2009-11-01 20:11:01 | 映画
 これは台湾で06年№1ヒットを記録した映画らしい。日本でも昨年台湾映画コレクションとして上映された。『ダブル・ビジョン』の脚本家スー・チャオピン監督作品で、江口洋介とチャン・チェン主演のSFホラーである。日本人キャスト、スタッフが参加した新感覚ホラーが台湾で評判になるなんてなんか自分の手柄ではないのに鼻が高い。それは昨年の田中千絵が主演した台湾映画史上最大のヒット作『海角7号』も同様だ。まぁ、自分が台湾のことが好きなように台湾の人も日本が好きだと思ってくれるとなんだか嬉しい。

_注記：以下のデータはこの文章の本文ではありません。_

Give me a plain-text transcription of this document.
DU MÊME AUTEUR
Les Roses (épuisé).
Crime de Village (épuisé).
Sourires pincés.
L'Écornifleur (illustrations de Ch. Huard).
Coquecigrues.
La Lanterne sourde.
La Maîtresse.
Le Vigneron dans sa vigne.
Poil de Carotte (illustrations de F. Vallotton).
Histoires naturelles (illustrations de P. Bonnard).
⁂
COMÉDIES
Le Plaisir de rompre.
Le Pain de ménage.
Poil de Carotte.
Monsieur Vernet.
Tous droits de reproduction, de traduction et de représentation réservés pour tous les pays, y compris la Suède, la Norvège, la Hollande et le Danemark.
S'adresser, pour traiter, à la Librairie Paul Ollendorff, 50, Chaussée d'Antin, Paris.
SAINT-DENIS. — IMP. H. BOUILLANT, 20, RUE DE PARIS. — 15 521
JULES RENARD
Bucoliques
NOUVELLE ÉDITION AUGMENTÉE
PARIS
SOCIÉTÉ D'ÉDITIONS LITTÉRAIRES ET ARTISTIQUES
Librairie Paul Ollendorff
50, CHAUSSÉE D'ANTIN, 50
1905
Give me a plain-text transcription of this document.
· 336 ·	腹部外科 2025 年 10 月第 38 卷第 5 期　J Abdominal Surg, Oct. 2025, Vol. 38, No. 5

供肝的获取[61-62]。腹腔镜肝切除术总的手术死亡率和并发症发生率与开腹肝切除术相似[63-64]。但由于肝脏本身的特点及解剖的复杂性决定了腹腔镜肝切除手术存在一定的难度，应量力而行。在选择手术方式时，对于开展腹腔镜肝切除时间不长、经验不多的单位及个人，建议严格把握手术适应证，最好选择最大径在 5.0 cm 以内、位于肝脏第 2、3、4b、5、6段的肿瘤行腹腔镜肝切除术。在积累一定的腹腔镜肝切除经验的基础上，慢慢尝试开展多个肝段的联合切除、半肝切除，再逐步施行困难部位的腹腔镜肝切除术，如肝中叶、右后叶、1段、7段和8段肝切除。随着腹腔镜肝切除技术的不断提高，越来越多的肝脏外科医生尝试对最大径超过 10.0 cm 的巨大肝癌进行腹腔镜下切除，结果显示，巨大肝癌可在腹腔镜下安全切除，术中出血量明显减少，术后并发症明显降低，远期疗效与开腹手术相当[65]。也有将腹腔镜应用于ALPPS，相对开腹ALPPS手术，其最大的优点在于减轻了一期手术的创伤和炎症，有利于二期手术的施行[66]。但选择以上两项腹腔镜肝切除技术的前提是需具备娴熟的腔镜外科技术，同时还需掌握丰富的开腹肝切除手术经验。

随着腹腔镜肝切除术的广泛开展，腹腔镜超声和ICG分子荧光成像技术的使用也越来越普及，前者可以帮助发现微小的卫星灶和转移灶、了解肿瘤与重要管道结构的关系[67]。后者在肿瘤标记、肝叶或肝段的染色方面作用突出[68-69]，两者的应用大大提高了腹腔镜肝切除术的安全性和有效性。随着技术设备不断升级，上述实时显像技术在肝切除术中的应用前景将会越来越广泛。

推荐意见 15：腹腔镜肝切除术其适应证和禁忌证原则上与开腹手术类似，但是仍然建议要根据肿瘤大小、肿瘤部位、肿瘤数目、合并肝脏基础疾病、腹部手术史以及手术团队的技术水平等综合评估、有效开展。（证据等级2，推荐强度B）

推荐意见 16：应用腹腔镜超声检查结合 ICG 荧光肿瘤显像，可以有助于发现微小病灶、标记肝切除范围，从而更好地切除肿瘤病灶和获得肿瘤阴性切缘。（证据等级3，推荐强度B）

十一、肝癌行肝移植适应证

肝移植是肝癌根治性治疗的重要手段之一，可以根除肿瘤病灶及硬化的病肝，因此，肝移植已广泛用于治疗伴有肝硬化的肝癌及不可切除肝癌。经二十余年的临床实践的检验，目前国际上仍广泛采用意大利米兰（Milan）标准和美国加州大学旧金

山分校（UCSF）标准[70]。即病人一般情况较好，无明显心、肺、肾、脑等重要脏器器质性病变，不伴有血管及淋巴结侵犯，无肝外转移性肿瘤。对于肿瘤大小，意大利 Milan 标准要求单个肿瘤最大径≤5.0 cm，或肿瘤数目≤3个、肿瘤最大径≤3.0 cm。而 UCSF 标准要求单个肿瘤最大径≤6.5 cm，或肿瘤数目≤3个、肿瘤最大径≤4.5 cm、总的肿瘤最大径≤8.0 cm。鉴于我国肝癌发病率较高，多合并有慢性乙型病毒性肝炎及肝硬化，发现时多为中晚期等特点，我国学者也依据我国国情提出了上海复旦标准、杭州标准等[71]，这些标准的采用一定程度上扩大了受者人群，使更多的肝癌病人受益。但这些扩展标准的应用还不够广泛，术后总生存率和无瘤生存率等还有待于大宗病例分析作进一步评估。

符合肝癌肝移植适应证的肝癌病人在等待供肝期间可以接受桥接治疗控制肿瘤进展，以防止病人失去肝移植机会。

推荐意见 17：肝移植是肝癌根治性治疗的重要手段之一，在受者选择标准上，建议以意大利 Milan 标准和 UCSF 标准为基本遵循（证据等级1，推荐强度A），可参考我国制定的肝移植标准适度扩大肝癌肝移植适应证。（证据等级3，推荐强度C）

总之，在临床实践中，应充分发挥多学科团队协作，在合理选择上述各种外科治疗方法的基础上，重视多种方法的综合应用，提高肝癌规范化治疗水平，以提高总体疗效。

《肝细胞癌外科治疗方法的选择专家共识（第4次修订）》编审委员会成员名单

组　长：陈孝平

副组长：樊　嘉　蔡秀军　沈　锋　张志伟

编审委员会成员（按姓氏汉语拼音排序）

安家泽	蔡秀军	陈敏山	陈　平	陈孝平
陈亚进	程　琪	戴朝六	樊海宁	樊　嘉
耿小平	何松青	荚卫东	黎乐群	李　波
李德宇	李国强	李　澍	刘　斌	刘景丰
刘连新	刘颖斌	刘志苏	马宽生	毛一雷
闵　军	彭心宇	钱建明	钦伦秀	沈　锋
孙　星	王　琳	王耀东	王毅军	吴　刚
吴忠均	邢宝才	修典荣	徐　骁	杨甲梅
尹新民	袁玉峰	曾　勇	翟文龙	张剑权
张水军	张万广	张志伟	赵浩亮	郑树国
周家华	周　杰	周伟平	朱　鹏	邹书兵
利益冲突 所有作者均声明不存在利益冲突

 さて、この映画である。幽霊を保管して彼の行動を見極めることで肉体から遊離して自由に生きる方法を見出すための研究をする物理学者の話なのだが、それってなんだかなぁ、と思う。冗談のような荒唐無稽を結構本気にリアルなタッチで見せようとする。種田陽平の美術が素晴らしいから、それなりには楽しめる。あの不気味な廃墟のアパート。江口はそこを研究所として使う。ガラス張りの閉ざされた部屋で幽霊の少年が三角座りする。

 彼を見守り研究に没頭するマッド・サイエンティストが江口洋介。彼を助けて幽霊少年を追うのがチャン・チェンの刑事。少年がなぜ幽霊になりこの世に留まり続けるのか。その謎を追いかけながら、霊が存在する秘密を解き明かすというホラー・ミステリー。

 映像は美しく、ショッキングなシーンを随所に織り込んで切ない母子の物語へと収斂していくのだが、最後のまとめ方が少し強引過ぎた。チャン・チェンと彼の寝たきりの母との話を、少年とその母の話に絡めたのはアイデアとしては悪くはないが、大事なそこが上手く機能しない。さらにはチャン・チェンと江口の対決をドラマの核心に持ってきて、江口の自分の肉体の不倶(足が悪いから自由に動けない)への拘りとそこから自由になることで得るもの、さらには永遠の命と限りある命のせめぎ合いの中で、彼らが最終的に手にするもの、そこをしっかりと提示してくれなくては、これはただのホラーにしかならない。アイデアは悪くないし、頑張っているだけに残念な仕上がりだ。